Whereas our discussions were more starry-eyed in our youth, these days, we trade stories of feeling stuck in a rut, and how we’re slowly losing the stamina for late nights at work.
It’s not just mindless complaints, because I’ve had friends who found themselves stressed and overworked to the point of depression. Some others feel caught between the needs of their young children, and what taking time out to focus on them could mean for their careers and financial security.
The instinctive reaction may be to chalk it up to first-world problems faced by a strawberry generation.
After all, we are lucky to even have a source of income and a roof over our heads, which is more than can be said for some others. Elderly cardboard collectors and low-wage cleaners in Singapore come to mind.
Compared to the baby boomer generation who were seen as being tireless and highly motivated workers, millennials are perceived as lacking drive and not being resilient enough to overcome difficulties.
So is this concept of burnout just another instance of how ‘soft’ millennials are and our inability to take hardship? I don’t think so. Not when we live different realities from the older generations and face new kinds of pressures.
Consider that many of us are starting careers and building families in a time of great opportunity, but also palpable uncertainty.
Capitalism has created a system that expects more of workers, while rewarding them with less. In Singapore, the worries about the costs of housing and healthcare, among others, are well-documented. The effects of rising costs are likely to be multifold for millennials, also referred to as the sandwich generation, who have young children and ageing parents to care for.
Then there is technology, which has helped us work faster and more efficiently, but also makes it practically impossible to disconnect from work, feeding into a workaholic culture where busy is always better.

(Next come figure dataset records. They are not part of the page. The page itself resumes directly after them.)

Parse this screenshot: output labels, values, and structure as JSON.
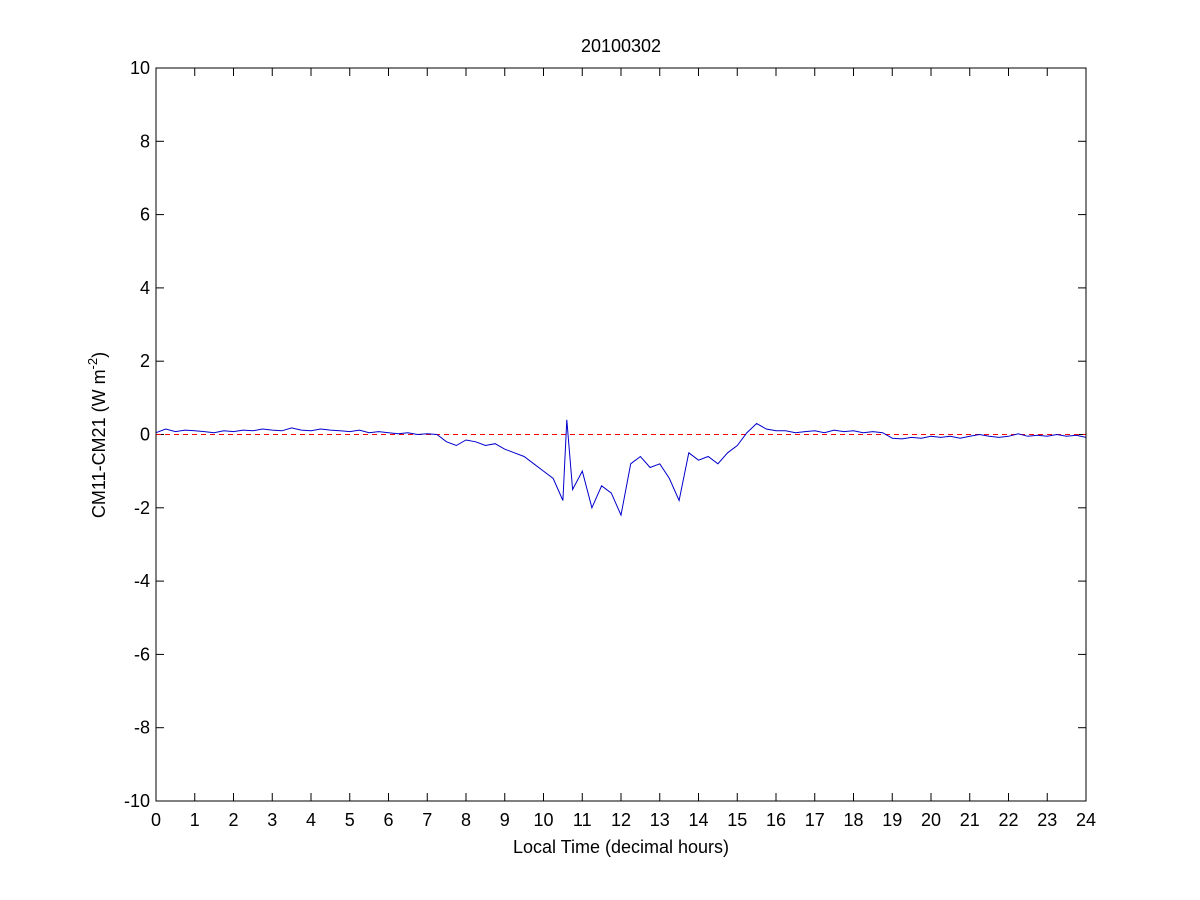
{
  "chart_data": {
    "type": "line",
    "title": "20100302",
    "xlabel": "Local Time (decimal hours)",
    "ylabel_main": "CM11-CM21 (W m",
    "ylabel_sup": "-2",
    "ylabel_close": ")",
    "xlim": [
      0,
      24
    ],
    "ylim": [
      -10,
      10
    ],
    "xticks": [
      0,
      1,
      2,
      3,
      4,
      5,
      6,
      7,
      8,
      9,
      10,
      11,
      12,
      13,
      14,
      15,
      16,
      17,
      18,
      19,
      20,
      21,
      22,
      23,
      24
    ],
    "yticks": [
      -10,
      -8,
      -6,
      -4,
      -2,
      0,
      2,
      4,
      6,
      8,
      10
    ],
    "grid": false,
    "colors": {
      "series": "#0000cc",
      "reference": "#ff0000"
    },
    "reference_line": {
      "y": 0,
      "style": "dashed"
    },
    "series": [
      {
        "x": [
          0,
          0.25,
          0.5,
          0.75,
          1,
          1.25,
          1.5,
          1.75,
          2,
          2.25,
          2.5,
          2.75,
          3,
          3.25,
          3.5,
          3.75,
          4,
          4.25,
          4.5,
          4.75,
          5,
          5.25,
          5.5,
          5.75,
          6,
          6.25,
          6.5,
          6.75,
          7,
          7.25,
          7.5,
          7.75,
          8,
          8.25,
          8.5,
          8.75,
          9,
          9.25,
          9.5,
          9.75,
          10,
          10.25,
          10.5,
          10.6,
          10.75,
          11,
          11.25,
          11.5,
          11.75,
          12,
          12.25,
          12.5,
          12.75,
          13,
          13.25,
          13.5,
          13.75,
          14,
          14.25,
          14.5,
          14.75,
          15,
          15.25,
          15.5,
          15.75,
          16,
          16.25,
          16.5,
          16.75,
          17,
          17.25,
          17.5,
          17.75,
          18,
          18.25,
          18.5,
          18.75,
          19,
          19.25,
          19.5,
          19.75,
          20,
          20.25,
          20.5,
          20.75,
          21,
          21.25,
          21.5,
          21.75,
          22,
          22.25,
          22.5,
          22.75,
          23,
          23.25,
          23.5,
          23.75,
          24
        ],
        "y": [
          0.05,
          0.15,
          0.08,
          0.12,
          0.1,
          0.08,
          0.05,
          0.1,
          0.08,
          0.12,
          0.1,
          0.15,
          0.12,
          0.1,
          0.18,
          0.12,
          0.1,
          0.15,
          0.12,
          0.1,
          0.08,
          0.12,
          0.05,
          0.08,
          0.05,
          0.02,
          0.05,
          0.0,
          0.02,
          0.0,
          -0.2,
          -0.3,
          -0.15,
          -0.2,
          -0.3,
          -0.25,
          -0.4,
          -0.5,
          -0.6,
          -0.8,
          -1.0,
          -1.2,
          -1.8,
          0.4,
          -1.5,
          -1.0,
          -2.0,
          -1.4,
          -1.6,
          -2.2,
          -0.8,
          -0.6,
          -0.9,
          -0.8,
          -1.2,
          -1.8,
          -0.5,
          -0.7,
          -0.6,
          -0.8,
          -0.5,
          -0.3,
          0.05,
          0.3,
          0.15,
          0.1,
          0.1,
          0.05,
          0.08,
          0.1,
          0.05,
          0.12,
          0.08,
          0.1,
          0.05,
          0.08,
          0.05,
          -0.1,
          -0.12,
          -0.08,
          -0.1,
          -0.05,
          -0.08,
          -0.05,
          -0.1,
          -0.05,
          0.0,
          -0.05,
          -0.08,
          -0.05,
          0.02,
          -0.05,
          -0.02,
          -0.05,
          0.0,
          -0.05,
          -0.02,
          -0.08
        ]
      }
    ]
  }
}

We’re pulled in so many different directions all the time, and being busy is an accepted way of life. Being busy has become a sort of status symbol, because it’s a direct measure of how in demand we are at work and in our social lives. Somewhere along the way, we’ve also started to think that the opposite holds true – that not being busy means we’re not good enough, or not doing enough to be good.
You may be able to roll with this approach to life for some time, but in the long term, the cult of busy can only be a detriment to your mental and emotional well-being.
From exhausted young lawyers and doctors, to frazzled young parents, the burnout is real, and it’s making people anxious and depressed. The quicker we are to acknowledge our stressors, the better we’ll be able to figure out how to cope with them.
If reading this story about burnout has only left you feeling more burnt out, you may be comforted to know that there are signs of a fledging social and corporate movement towards better welfare.
There’s an increasing buzz around the idea of self-care, which focuses on enhancing one’s physical and emotional health, by taking simple steps like creating mindful experiences and starting exercise routines.
Corporate entities, so often a facilitator of the workaholic culture, are also realising that in order for employees to perform their best, they need to be feeling their best. In Singapore, some companies are moving towards providing employees greater flexibility and freedom so they can lead a more balanced and happier life.
Of course, the reality of being a busy millennial will not change overnight, and nor will burnout be eliminated just like that. Many of the problems that keep us awake at night, like financial and familial responsibilities, will continue to exist.
But at the very least, those of us who are struggling may actually be starting to recognise our unhealthy complex about busyness and see why it’s not great for us.
And that’s the first step towards making things better for and being kinder to ourselves, so our own well-being doesn’t end up becoming another forgotten task on the long list of things our errand paralysis prevents us from doing.